Often our favorite television series and films showcase dreamy apartments that are quite unrealistic for the characters who inhabit them. You know, the ones where your quintessential broke 20-something somehow affords to live in the lap of luxury despite being in financial ruin? That said, here are five TV and movie characters with practical, realistic apartments that look like mine and yours. Finally, a break from all the apartment envy.

Abbi and Illana from Broad City (above)

Abbi and Illana are the queens — or kweens, as they’d prefer — of being young and broke in New York City. By day, they pursue whatever scheme Illana has cooked up and by night, they live in apartments that actually reflect their meager budgets. Abbi, the less lucky of the two, lives with a girl who’s never around but whose freeloading boyfriend never leaves. While her place is brightly decorated with housewares likely from the Urban Outfitters clearance section (and she puts her stash of Bed, Bath, and Beyond coupons to good use, of course), her living room and barely-there kitchen space are overtaken by “Bevers” who eats all her food and plays video games on the couch 24/7. Her only solace comes from running into her hunky next door neighbor, Jeremy.

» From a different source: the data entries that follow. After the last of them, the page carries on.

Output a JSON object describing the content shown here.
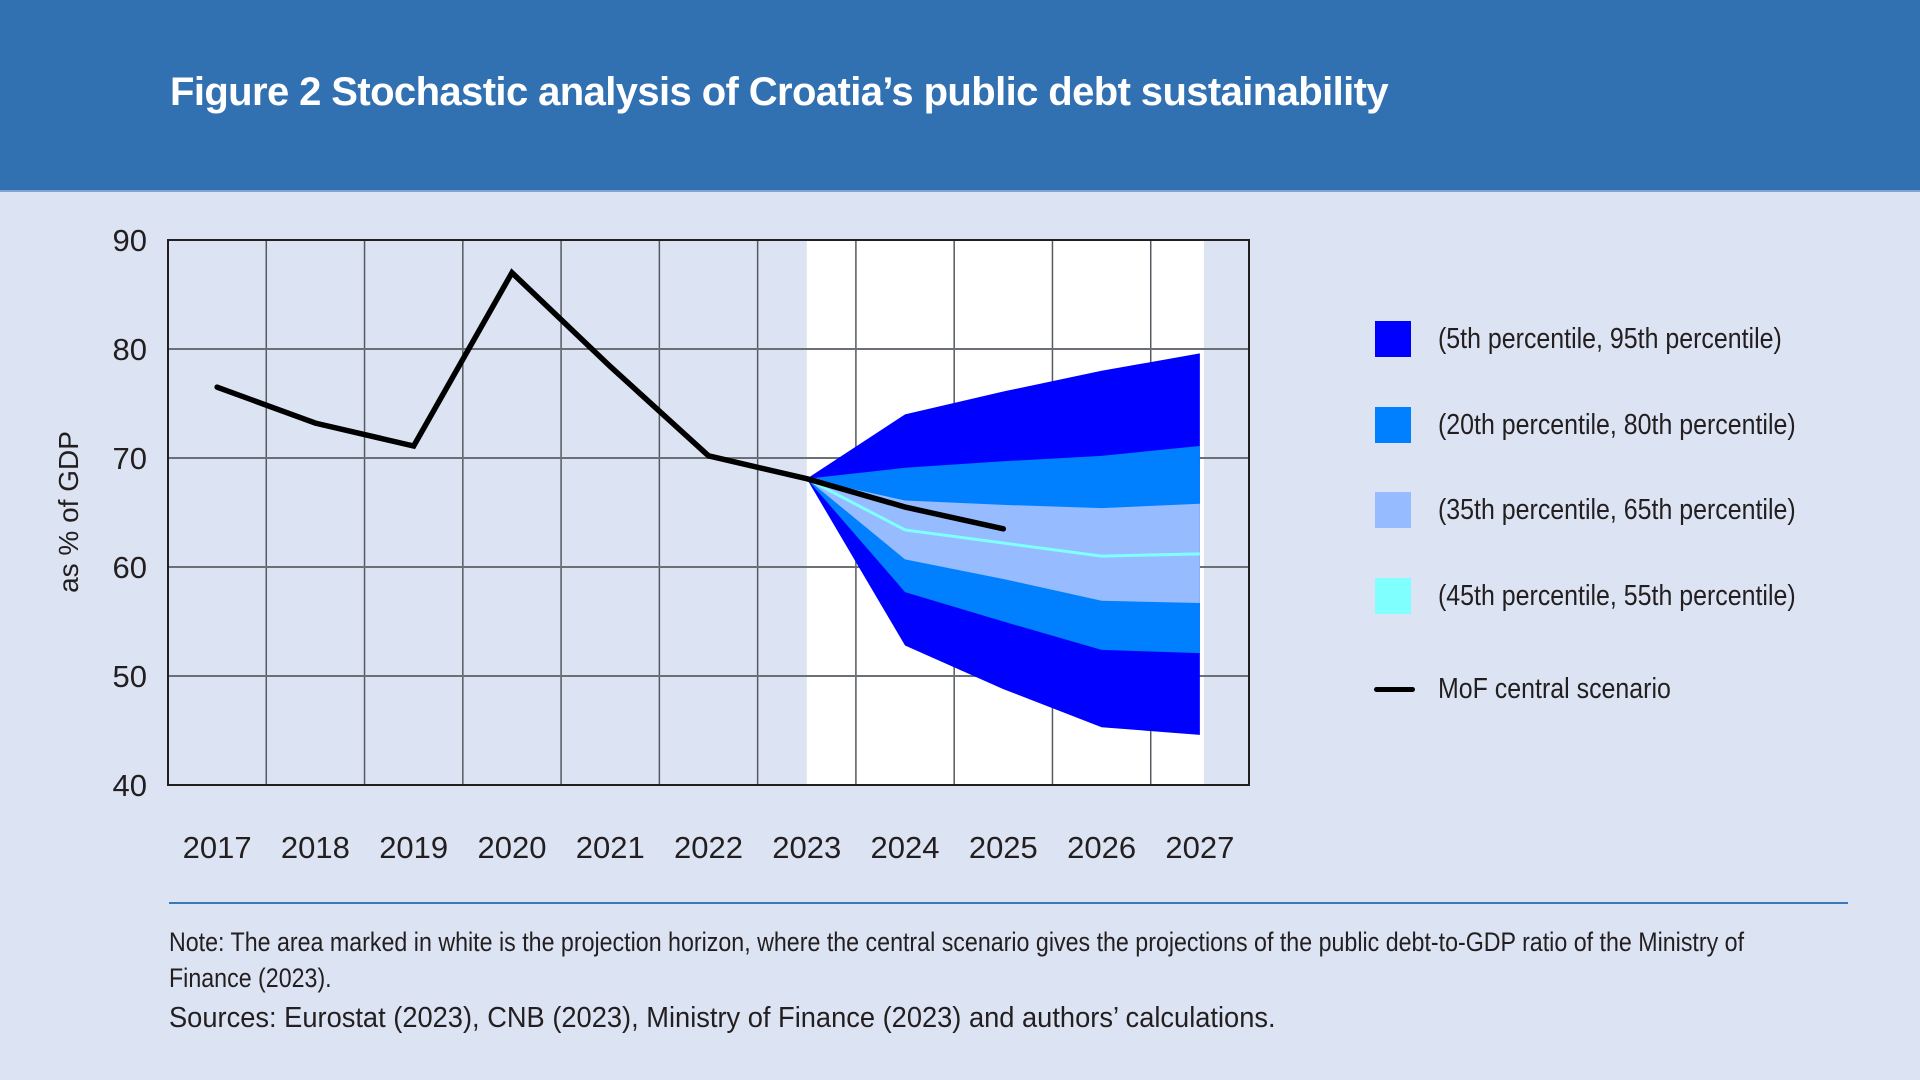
{
  "header": {
    "title": "Figure 2 Stochastic analysis of Croatia’s public debt sustainability"
  },
  "colors": {
    "header_bg": "#3170b1",
    "page_bg": "#dce3f2",
    "projection_bg": "#ffffff",
    "band_5_95": "#0000ff",
    "band_20_80": "#0080ff",
    "band_35_65": "#96bcff",
    "band_45_55": "#80ffff",
    "central": "#000000"
  },
  "chart_data": {
    "type": "area",
    "title": "Figure 2 Stochastic analysis of Croatia’s public debt sustainability",
    "xlabel": "",
    "ylabel": "as % of GDP",
    "ylim": [
      40,
      90
    ],
    "yticks": [
      90,
      80,
      70,
      60,
      50,
      40
    ],
    "categories": [
      "2017",
      "2018",
      "2019",
      "2020",
      "2021",
      "2022",
      "2023",
      "2024",
      "2025",
      "2026",
      "2027"
    ],
    "grid": true,
    "projection_horizon": [
      "2023",
      "2027"
    ],
    "legend_position": "right",
    "central_scenario": {
      "name": "MoF central scenario",
      "x": [
        "2017",
        "2018",
        "2019",
        "2020",
        "2021",
        "2022",
        "2023",
        "2024",
        "2025"
      ],
      "values": [
        76.5,
        73.2,
        71.1,
        87.0,
        78.4,
        70.2,
        68.1,
        65.5,
        63.5
      ]
    },
    "fan_x": [
      "2023",
      "2024",
      "2025",
      "2026",
      "2027"
    ],
    "percentiles": {
      "p5": [
        68.1,
        52.8,
        48.8,
        45.3,
        44.6
      ],
      "p20": [
        68.1,
        57.7,
        55.0,
        52.4,
        52.1
      ],
      "p35": [
        68.1,
        60.7,
        58.9,
        56.9,
        56.7
      ],
      "p45": [
        68.1,
        63.4,
        62.2,
        61.0,
        61.2
      ],
      "p55": [
        68.1,
        63.4,
        62.2,
        61.0,
        61.2
      ],
      "p65": [
        68.1,
        66.1,
        65.7,
        65.4,
        65.8
      ],
      "p80": [
        68.1,
        69.1,
        69.7,
        70.2,
        71.1
      ],
      "p95": [
        68.1,
        74.0,
        76.1,
        78.0,
        79.6
      ]
    },
    "series": [
      {
        "name": "(5th percentile, 95th percentile)",
        "lower": "p5",
        "upper": "p95",
        "color_key": "band_5_95"
      },
      {
        "name": "(20th percentile, 80th percentile)",
        "lower": "p20",
        "upper": "p80",
        "color_key": "band_20_80"
      },
      {
        "name": "(35th percentile, 65th percentile)",
        "lower": "p35",
        "upper": "p65",
        "color_key": "band_35_65"
      },
      {
        "name": "(45th percentile, 55th percentile)",
        "lower": "p45",
        "upper": "p55",
        "color_key": "band_45_55"
      }
    ]
  },
  "legend": {
    "items": [
      {
        "label": "(5th percentile, 95th percentile)",
        "type": "swatch",
        "color_key": "band_5_95"
      },
      {
        "label": "(20th percentile, 80th percentile)",
        "type": "swatch",
        "color_key": "band_20_80"
      },
      {
        "label": "(35th percentile, 65th percentile)",
        "type": "swatch",
        "color_key": "band_35_65"
      },
      {
        "label": "(45th percentile, 55th percentile)",
        "type": "swatch",
        "color_key": "band_45_55"
      },
      {
        "label": "MoF central scenario",
        "type": "line",
        "color_key": "central"
      }
    ]
  },
  "footer": {
    "note": "Note: The area marked in white is the projection horizon, where the central scenario gives the projections of the public debt-to-GDP ratio of the Ministry of Finance (2023).",
    "sources": "Sources: Eurostat (2023), CNB (2023), Ministry of Finance (2023) and authors’ calculations."
  }
}
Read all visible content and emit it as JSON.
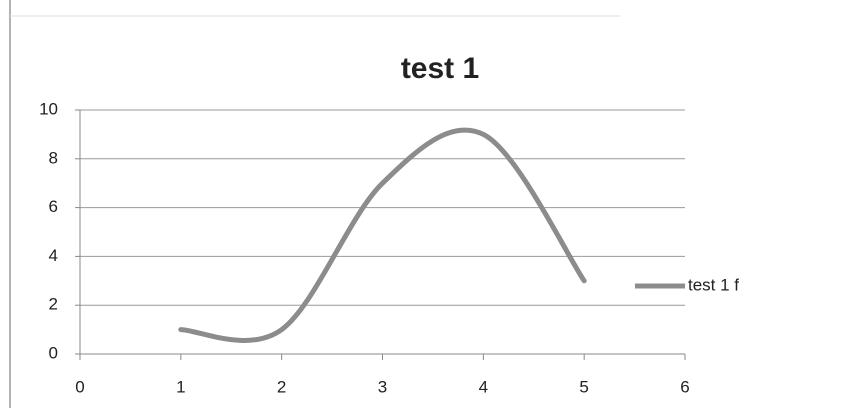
{
  "chart_data": {
    "type": "line",
    "title": "test 1",
    "x": [
      1,
      2,
      3,
      4,
      5
    ],
    "series": [
      {
        "name": "test 1 f",
        "color": "#8c8c8c",
        "values": [
          1,
          1,
          7,
          9,
          3
        ]
      }
    ],
    "smooth": true,
    "xlim": [
      0,
      6
    ],
    "xticks": [
      0,
      1,
      2,
      3,
      4,
      5,
      6
    ],
    "ylim": [
      0,
      10
    ],
    "yticks": [
      0,
      2,
      4,
      6,
      8,
      10
    ],
    "grid": true,
    "legend": "right"
  }
}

Enid and Becca from Ghost World

In this cult classic based on the beloved comic book of the same name, cynical best friends Enid and Becca have just graduated high school and between mocking people in their small town and commiserating in their nihilist thoughts at the local diner, they get their first apartment. It’s drab, it’s kitsch (can you say Kool-Aid colored carpeting?), it’s what a first apartment for two penniless teens should look like.

Peggy Olson from Mad Men

The industrious secretary-turned-copywriter-turned-copy-chief Peggy Olson moves up residence-wise as well during the course of seven seasons of Mad Men. She goes from living with her mother, to living with her boyfriend, to eventually becoming the landlord of an entire building. But even the latter setup isn’t glamorous. She lives alone save for the little boy who comes up to use her TV in the summertime and her decor puts the “humble” in humble abode. Her apartment is definitely livable but it’s the opposite of the sleek numbers her co-workers inhabit. Still, there’s nothing like a room of one’s own.

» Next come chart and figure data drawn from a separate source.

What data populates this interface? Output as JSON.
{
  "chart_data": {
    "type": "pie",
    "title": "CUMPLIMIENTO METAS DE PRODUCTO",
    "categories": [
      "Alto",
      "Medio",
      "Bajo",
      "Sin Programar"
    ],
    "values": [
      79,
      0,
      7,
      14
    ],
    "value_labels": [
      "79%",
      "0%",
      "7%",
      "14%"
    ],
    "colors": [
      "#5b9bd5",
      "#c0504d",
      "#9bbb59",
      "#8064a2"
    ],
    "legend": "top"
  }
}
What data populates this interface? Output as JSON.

(Image credit: The Future movie)

Sophie and Jason from The Future

The majority of Miranda July’s second feature film, The Future, takes place inside a 30-something couple’s Los Angeles home as they navigate their relationship and prepare to take in an injured cat. Rather than putting viewers through 90 minutes of apartment envy, the film offers an unassuming space that is pleasant but so unapologetically average-looking. Pastel cloth strips serve as a makeshift bedroom curtain and nondescript items hang in random parts of the home (e.g. the pair of binoculars hanging from a light fixture).

(Image credit: Miramax Films)

Dante Hicks from Clerks

Clerks opens memorably in Dante Hicks’ bedroom. A call from his boss sends a sleeping Dante tumbling out of his closet, slamming into the edge of his bed, which is less than a foot away. He’s been asked to cover a shift at work — despite having closed the night before — and the camera pans to show us the contents of his room that prove his job is far too exhausting for him to make time for interior design. Dante’s bed is adorned with nothing more than a fitted sheet and a panting dog. His landline phone rests on his laundry hamper, which has vomited out most of his clothes onto the floor, and the walls are barren. A believable portrayal of an overworked convenience store clerk’s bedroom — even if he is a hip character in an indie black and white film.